With this scenario in mind, Marsh made two fundamental changes to the way it operated, as Laftah explains. “First, we developed a virtual survey approach that utilised conferencing facilities in order for us to speak with key personnel and ascertain their current modus operandi under the new circumstances. The second phase was to get virtual boots on the ground, to have somebody with the right technology that can enable them to walk round the site and digitally beam the video and audio data back to us remotely.”
Search for the right solution
The next stage was to determine what the best device would be for this purpose. “When we set out to source the best solution for our needs we first came up with some key criteria that we then used to guide our hardware search,” Laftah points out. “First, we wanted a solution that had a live video feed with a two-way microphone for conference calls so that we could guide individuals round the site and see what they are seeing and ensure that they can also see us. Secondly, we needed the device to have the highest possible rating in terms of an intrinsically safe design, including ATEX certification for use in hydrocarbon environments.
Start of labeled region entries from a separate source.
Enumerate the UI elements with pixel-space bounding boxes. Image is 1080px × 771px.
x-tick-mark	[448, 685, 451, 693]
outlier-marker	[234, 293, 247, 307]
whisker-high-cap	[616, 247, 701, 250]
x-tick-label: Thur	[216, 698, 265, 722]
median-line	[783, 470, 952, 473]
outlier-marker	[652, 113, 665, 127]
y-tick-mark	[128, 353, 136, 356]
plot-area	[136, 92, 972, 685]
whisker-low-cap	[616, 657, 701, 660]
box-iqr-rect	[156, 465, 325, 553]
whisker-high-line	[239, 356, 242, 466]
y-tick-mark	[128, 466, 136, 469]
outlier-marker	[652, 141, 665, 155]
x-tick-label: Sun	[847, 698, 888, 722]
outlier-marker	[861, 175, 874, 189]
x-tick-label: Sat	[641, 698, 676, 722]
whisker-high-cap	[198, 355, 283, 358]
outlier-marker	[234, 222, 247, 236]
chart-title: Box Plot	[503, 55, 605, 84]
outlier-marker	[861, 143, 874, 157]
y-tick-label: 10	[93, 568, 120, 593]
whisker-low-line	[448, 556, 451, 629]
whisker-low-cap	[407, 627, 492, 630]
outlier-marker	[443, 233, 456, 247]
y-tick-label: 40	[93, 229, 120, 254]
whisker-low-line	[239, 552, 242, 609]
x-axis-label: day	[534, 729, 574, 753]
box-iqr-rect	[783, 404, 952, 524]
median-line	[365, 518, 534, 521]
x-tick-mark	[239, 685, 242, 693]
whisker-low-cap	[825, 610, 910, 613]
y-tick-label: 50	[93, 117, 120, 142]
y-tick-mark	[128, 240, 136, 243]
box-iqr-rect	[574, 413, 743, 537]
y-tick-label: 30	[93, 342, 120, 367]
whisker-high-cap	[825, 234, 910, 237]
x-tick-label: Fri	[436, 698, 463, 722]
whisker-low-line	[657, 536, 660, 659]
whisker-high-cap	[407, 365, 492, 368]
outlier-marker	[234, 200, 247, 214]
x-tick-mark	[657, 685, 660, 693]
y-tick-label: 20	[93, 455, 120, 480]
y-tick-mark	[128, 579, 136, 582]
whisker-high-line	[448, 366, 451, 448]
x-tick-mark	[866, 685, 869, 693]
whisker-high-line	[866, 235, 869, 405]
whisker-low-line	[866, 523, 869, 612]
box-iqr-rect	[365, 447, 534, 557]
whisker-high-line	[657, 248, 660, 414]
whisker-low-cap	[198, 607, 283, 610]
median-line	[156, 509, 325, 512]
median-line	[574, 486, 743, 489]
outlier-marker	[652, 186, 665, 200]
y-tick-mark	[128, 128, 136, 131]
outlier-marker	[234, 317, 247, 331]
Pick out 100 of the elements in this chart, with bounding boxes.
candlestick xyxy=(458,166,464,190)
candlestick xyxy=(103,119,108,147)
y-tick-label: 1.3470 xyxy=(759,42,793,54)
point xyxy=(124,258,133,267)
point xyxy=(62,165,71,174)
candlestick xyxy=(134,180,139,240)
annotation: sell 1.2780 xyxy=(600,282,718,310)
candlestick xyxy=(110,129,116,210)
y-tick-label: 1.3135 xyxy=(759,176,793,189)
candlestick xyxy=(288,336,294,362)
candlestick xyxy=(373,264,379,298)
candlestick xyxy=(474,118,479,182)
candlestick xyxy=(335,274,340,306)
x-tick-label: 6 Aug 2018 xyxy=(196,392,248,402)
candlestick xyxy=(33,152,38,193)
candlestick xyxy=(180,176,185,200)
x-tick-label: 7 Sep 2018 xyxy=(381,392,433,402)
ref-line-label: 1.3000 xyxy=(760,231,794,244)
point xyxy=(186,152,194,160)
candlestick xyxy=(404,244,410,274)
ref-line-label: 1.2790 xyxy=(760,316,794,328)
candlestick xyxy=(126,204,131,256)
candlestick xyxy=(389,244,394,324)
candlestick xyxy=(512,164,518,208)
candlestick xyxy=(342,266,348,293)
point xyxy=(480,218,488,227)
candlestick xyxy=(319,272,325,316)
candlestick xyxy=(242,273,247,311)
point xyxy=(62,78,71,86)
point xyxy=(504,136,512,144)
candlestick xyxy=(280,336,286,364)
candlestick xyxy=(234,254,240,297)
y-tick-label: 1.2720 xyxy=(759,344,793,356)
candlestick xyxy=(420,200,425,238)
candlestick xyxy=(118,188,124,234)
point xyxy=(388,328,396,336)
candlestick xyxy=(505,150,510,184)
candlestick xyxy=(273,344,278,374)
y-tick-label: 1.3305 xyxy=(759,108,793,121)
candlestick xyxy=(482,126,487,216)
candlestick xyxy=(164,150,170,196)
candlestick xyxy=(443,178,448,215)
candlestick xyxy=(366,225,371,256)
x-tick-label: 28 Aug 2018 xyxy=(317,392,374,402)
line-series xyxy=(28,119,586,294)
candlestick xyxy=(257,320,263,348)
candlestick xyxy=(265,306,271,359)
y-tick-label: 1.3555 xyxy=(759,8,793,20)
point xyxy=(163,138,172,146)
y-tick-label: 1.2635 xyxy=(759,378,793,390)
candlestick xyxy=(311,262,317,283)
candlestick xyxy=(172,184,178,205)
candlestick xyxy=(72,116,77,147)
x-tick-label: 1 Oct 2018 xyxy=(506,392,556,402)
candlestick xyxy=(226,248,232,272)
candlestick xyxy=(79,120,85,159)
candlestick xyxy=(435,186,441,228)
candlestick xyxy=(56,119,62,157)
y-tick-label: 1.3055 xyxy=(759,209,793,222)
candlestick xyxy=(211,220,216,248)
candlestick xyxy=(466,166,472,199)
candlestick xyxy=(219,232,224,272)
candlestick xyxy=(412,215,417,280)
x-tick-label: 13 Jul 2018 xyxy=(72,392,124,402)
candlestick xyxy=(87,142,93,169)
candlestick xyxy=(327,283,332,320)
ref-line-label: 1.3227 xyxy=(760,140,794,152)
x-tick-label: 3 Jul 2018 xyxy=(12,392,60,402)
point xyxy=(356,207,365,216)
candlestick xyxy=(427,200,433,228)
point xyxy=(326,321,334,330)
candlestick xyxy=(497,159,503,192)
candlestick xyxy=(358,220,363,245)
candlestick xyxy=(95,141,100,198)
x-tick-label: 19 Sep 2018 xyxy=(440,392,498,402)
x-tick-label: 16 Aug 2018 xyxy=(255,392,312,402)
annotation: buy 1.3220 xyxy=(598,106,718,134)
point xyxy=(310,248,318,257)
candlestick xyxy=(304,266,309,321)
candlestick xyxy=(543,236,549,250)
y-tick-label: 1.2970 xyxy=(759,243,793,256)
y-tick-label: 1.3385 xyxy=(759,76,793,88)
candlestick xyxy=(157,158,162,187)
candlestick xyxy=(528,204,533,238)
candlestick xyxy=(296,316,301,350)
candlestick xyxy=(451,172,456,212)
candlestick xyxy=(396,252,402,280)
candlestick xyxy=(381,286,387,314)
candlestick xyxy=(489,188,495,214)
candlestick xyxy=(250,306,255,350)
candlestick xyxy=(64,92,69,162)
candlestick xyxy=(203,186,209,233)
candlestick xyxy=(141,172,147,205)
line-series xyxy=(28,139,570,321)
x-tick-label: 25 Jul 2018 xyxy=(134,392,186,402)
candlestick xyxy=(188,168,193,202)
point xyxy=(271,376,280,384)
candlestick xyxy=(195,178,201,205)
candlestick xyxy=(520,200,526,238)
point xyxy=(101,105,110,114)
“Thirdly, we wanted a device that offered hands-free operability and for it to be able to securely and easily connect to a user’s helmet without compromising any personal protective equipment worn by the operator. Fourthly, we needed the device’s battery to provide at least four hours of continuous use before charging intervals. The fifth criterion was that the headset needed to be comfortable to wear, easy to use in order for us to be able to train users within a short timeframe; typically, 45 minutes to an hour. We knew we didn’t need lots of bells and whistles on the device; we just needed to be able to log in, connect to a call and be able to see what users are seeing and for them to hear what we are saying. Finally, we wanted to have a collaborative partnership with the provider of the device because we wanted to have ongoing support at hand to make sure that our best interests are being met going forwards.”
RealWear HMT-1 Assisted Reality Wearable Solution
After much investigation and surveying of the market, the search ultimately led Marsh to sourcing the RealWear HMT-1 assisted reality wearable solution for industrial workers. The fully rugged head mounted RealWear device optionally snaps into safety helmets or attaches to bump caps and can be used with safety glasses or corrective eyewear. The high-resolution micro display ﬁts just below the user’s line of sight and views like a 7” tablet. It is an industrial dashboard: there when you need it and out of your way when you don’t. The device is optimised for completely hands-free voice control. That means no scrolling, swiping, or tapping – just simple voice commands. It can be used for remote mentor video calling, document navigation, guided workflow, mobile forms and industrial IoT data visualisation.
“RealWear has more than met our expectations,” says Laftah. “We believe RealWear is here to stay, which is important for us as we don't want to invest in this type of mission-critical device and then watch the provider disappear from the market after a couple of years. We are confident we definitely made the right solutions choice.”